I really don’t want to spend eternity under a beautiful oak tree. What was once a thoughtful, loving gesture has turned into a family inside joke. All jokes aside, this seemingly heartfelt suggestion from my adult son, is not my final wish. I know he meant well.
Initially, I was horrified by the prospect that he was even thinking about this. I know he wanted me to be nearby so he could visit me. But all I could think of…was an endless sea of questions.
“Why are you planning my death?” …“I don’t want to talk about this”
“I can’t believe you seem so excited by where I would be buried.” … “What is your rush?”
This majestic “oak tree” grows in a cemetery that we drive past every time we visit my son and his family and go to a favorite Italian restaurant nearby. So, needless to say, in the car ride, I hear giggles and he points with his eyes twinkling and says “Mom, look…the oak tree! It’s so beautiful!” I don’t know where he got this crazy sense of humor – but now that the whole gang knows I don’t want to be there – they all are enjoying this “joke.” I am rolling my eyes and not laughing. Of course, my son has repeatedly told me – that whatever I choose he will abide by. However, I think this is his way of dealing with a subject that he’s unable to face.
Honestly, I’m on the fence on what I want to do. My husband already knows. He is “dead set” - pardon the pun - on cremation and being scattered at sea. My son knows that is what he wants, so his thought process evidently went to…. what shall we do about “mom?” Well, as much as this is appreciated, I never thought in a million years that the little bundle of joy I gave birth to would be giving this much thought to my inevitable demise.

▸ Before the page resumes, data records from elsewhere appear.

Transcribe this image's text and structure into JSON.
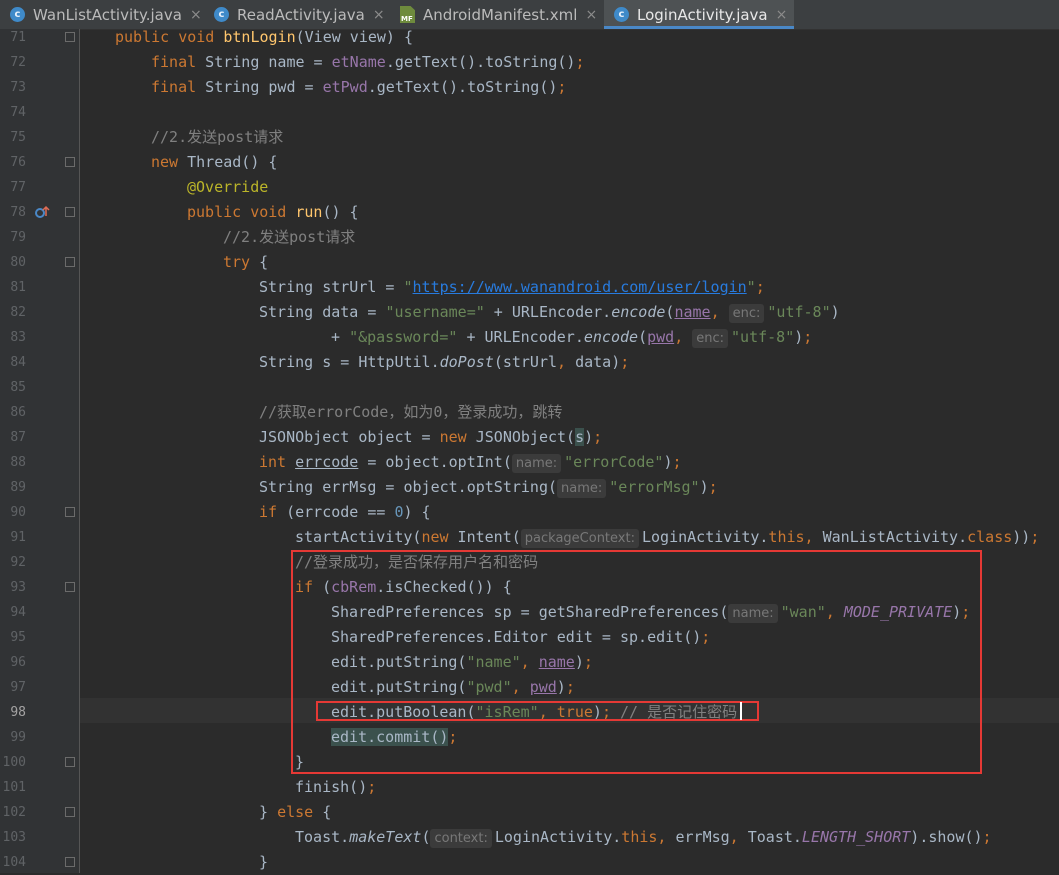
{
  "tabs": [
    {
      "label": "WanListActivity.java",
      "icon": "java-class-icon",
      "icon_text": "c",
      "active": false
    },
    {
      "label": "ReadActivity.java",
      "icon": "java-class-icon",
      "icon_text": "c",
      "active": false
    },
    {
      "label": "AndroidManifest.xml",
      "icon": "manifest-file-icon",
      "icon_text": "MF",
      "active": false
    },
    {
      "label": "LoginActivity.java",
      "icon": "java-class-icon",
      "icon_text": "c",
      "active": true
    }
  ],
  "close_glyph": "×",
  "editor": {
    "current_line": 98,
    "line_numbers": [
      "71",
      "72",
      "73",
      "74",
      "75",
      "76",
      "77",
      "78",
      "79",
      "80",
      "81",
      "82",
      "83",
      "84",
      "85",
      "86",
      "87",
      "88",
      "89",
      "90",
      "91",
      "92",
      "93",
      "94",
      "95",
      "96",
      "97",
      "98",
      "99",
      "100",
      "101",
      "102",
      "103",
      "104"
    ],
    "gutter_marker_line_78": "overriding-method-icon",
    "code": {
      "l71": {
        "t1": "public",
        "t2": " ",
        "t3": "void",
        "t4": " ",
        "t5": "btnLogin",
        "t6": "(View view) {"
      },
      "l72": {
        "t1": "final",
        "t2": " String name = ",
        "t3": "etName",
        "t4": ".getText().toString()",
        "t5": ";"
      },
      "l73": {
        "t1": "final",
        "t2": " String pwd = ",
        "t3": "etPwd",
        "t4": ".getText().toString()",
        "t5": ";"
      },
      "l75": {
        "t1": "//2.发送post请求"
      },
      "l76": {
        "t1": "new",
        "t2": " Thread() {"
      },
      "l77": {
        "t1": "@Override"
      },
      "l78": {
        "t1": "public",
        "t2": " ",
        "t3": "void",
        "t4": " ",
        "t5": "run",
        "t6": "() {"
      },
      "l79": {
        "t1": "//2.发送post请求"
      },
      "l80": {
        "t1": "try",
        "t2": " {"
      },
      "l81": {
        "t1": "String strUrl = ",
        "t2": "\"",
        "t3": "https://www.wanandroid.com/user/login",
        "t4": "\"",
        "t5": ";"
      },
      "l82": {
        "t1": "String data = ",
        "t2": "\"username=\"",
        "t3": " + URLEncoder.",
        "t4": "encode",
        "t5": "(",
        "t6": "name",
        "t7": ",",
        "t8": "enc:",
        "t9": "\"utf-8\"",
        "t10": ")"
      },
      "l83": {
        "t1": "+ ",
        "t2": "\"&password=\"",
        "t3": " + URLEncoder.",
        "t4": "encode",
        "t5": "(",
        "t6": "pwd",
        "t7": ",",
        "t8": "enc:",
        "t9": "\"utf-8\"",
        "t10": ")",
        "t11": ";"
      },
      "l84": {
        "t1": "String s = HttpUtil.",
        "t2": "doPost",
        "t3": "(strUrl",
        "t4": ",",
        "t5": " data)",
        "t6": ";"
      },
      "l86": {
        "t1": "//获取errorCode，如为0，登录成功，跳转"
      },
      "l87": {
        "t1": "JSONObject object = ",
        "t2": "new",
        "t3": " JSONObject(",
        "t4": "s",
        "t5": ")",
        "t6": ";"
      },
      "l88": {
        "t1": "int",
        "t2": " ",
        "t3": "errcode",
        "t4": " = object.optInt(",
        "t5": "name:",
        "t6": "\"errorCode\"",
        "t7": ")",
        "t8": ";"
      },
      "l89": {
        "t1": "String errMsg = object.optString(",
        "t2": "name:",
        "t3": "\"errorMsg\"",
        "t4": ")",
        "t5": ";"
      },
      "l90": {
        "t1": "if",
        "t2": " (errcode == ",
        "t3": "0",
        "t4": ") {"
      },
      "l91": {
        "t1": "startActivity(",
        "t2": "new",
        "t3": " Intent(",
        "t4": "packageContext:",
        "t5": "LoginActivity.",
        "t6": "this",
        "t7": ",",
        "t8": " WanListActivity.",
        "t9": "class",
        "t10": "))",
        "t11": ";"
      },
      "l92": {
        "t1": "//登录成功，是否保存用户名和密码"
      },
      "l93": {
        "t1": "if",
        "t2": " (",
        "t3": "cbRem",
        "t4": ".isChecked()) {"
      },
      "l94": {
        "t1": "SharedPreferences sp = getSharedPreferences(",
        "t2": "name:",
        "t3": "\"wan\"",
        "t4": ",",
        "t5": " ",
        "t6": "MODE_PRIVATE",
        "t7": ")",
        "t8": ";"
      },
      "l95": {
        "t1": "SharedPreferences.Editor edit = sp.edit()",
        "t2": ";"
      },
      "l96": {
        "t1": "edit.putString(",
        "t2": "\"name\"",
        "t3": ",",
        "t4": " ",
        "t5": "name",
        "t6": ")",
        "t7": ";"
      },
      "l97": {
        "t1": "edit.putString(",
        "t2": "\"pwd\"",
        "t3": ",",
        "t4": " ",
        "t5": "pwd",
        "t6": ")",
        "t7": ";"
      },
      "l98": {
        "t1": "edit.putBoolean(",
        "t2": "\"isRem\"",
        "t3": ",",
        "t4": " ",
        "t5": "true",
        "t6": ")",
        "t7": ";",
        "t8": " // 是否记住密码"
      },
      "l99": {
        "t1": "edit.commit()",
        "t2": ";"
      },
      "l100": {
        "t1": "}"
      },
      "l101": {
        "t1": "finish()",
        "t2": ";"
      },
      "l102": {
        "t1": "} ",
        "t2": "else",
        "t3": " {"
      },
      "l103": {
        "t1": "Toast.",
        "t2": "makeText",
        "t3": "(",
        "t4": "context:",
        "t5": "LoginActivity.",
        "t6": "this",
        "t7": ",",
        "t8": " errMsg",
        "t9": ",",
        "t10": " Toast.",
        "t11": "LENGTH_SHORT",
        "t12": ").show()",
        "t13": ";"
      },
      "l104": {
        "t1": "}"
      }
    }
  },
  "annotations": {
    "highlight_color": "#e53935"
  }
}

His concern has left me with the quandary of making this decision I didn’t really want to think about. If I don’t, he found a place not far from where he lives, to “put me.” For some reason – no matter how peaceful and pretty that darn oak tree is – I really DO NOT want to be buried there.
As this new year begins, I am resolving to take care of pre-planning my arrangements. Just like me, I know many people just don’t want to think about making those final arrangements.

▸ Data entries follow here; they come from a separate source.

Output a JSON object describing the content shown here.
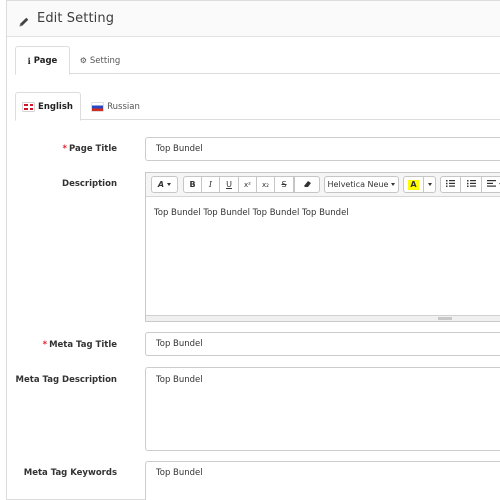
{
  "header": {
    "title": "Edit Setting",
    "icon": "pencil-icon"
  },
  "tabs": [
    {
      "label": "Page",
      "icon": "info-icon",
      "active": true
    },
    {
      "label": "Setting",
      "icon": "gear-icon",
      "active": false
    }
  ],
  "languages": [
    {
      "label": "English",
      "flag": "uk-flag-icon",
      "active": true
    },
    {
      "label": "Russian",
      "flag": "russia-flag-icon",
      "active": false
    }
  ],
  "form": {
    "page_title": {
      "label": "Page Title",
      "required": "*",
      "value": "Top Bundel"
    },
    "description": {
      "label": "Description",
      "content": "Top Bundel Top Bundel Top Bundel Top Bundel",
      "toolbar": {
        "style": "A",
        "bold": "B",
        "italic": "I",
        "underline": "U",
        "superscript": "x²",
        "subscript": "x₂",
        "strikethrough": "S",
        "font_family": "Helvetica Neue",
        "color": "A"
      }
    },
    "meta_title": {
      "label": "Meta Tag Title",
      "required": "*",
      "value": "Top Bundel"
    },
    "meta_description": {
      "label": "Meta Tag Description",
      "value": "Top Bundel"
    },
    "meta_keywords": {
      "label": "Meta Tag Keywords",
      "value": "Top Bundel"
    }
  },
  "colors": {
    "required": "#e0242d",
    "highlight": "#ffff00",
    "border": "#cccccc"
  }
}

A choice here in Boca Raton, Florida is the Beth El Mausoleum, which is the only mausoleum in the U.S. built on sacred synagogue grounds. The Mausoleum Director spends time with many people like me, who often reluctantly make an appointment to visit and consider this difficult topic. After taking a tour and making a decision, there is often a sigh of relief once the papers are signed.
So for me, there now will be documents with my final wishes waiting for my family. I don’t want them to be sad that I am gone, but rather think back to many happy times of love and laughter, including that ride to the Italian restaurant where we laughed so often… about an oak tree that will NOT BE my final resting place.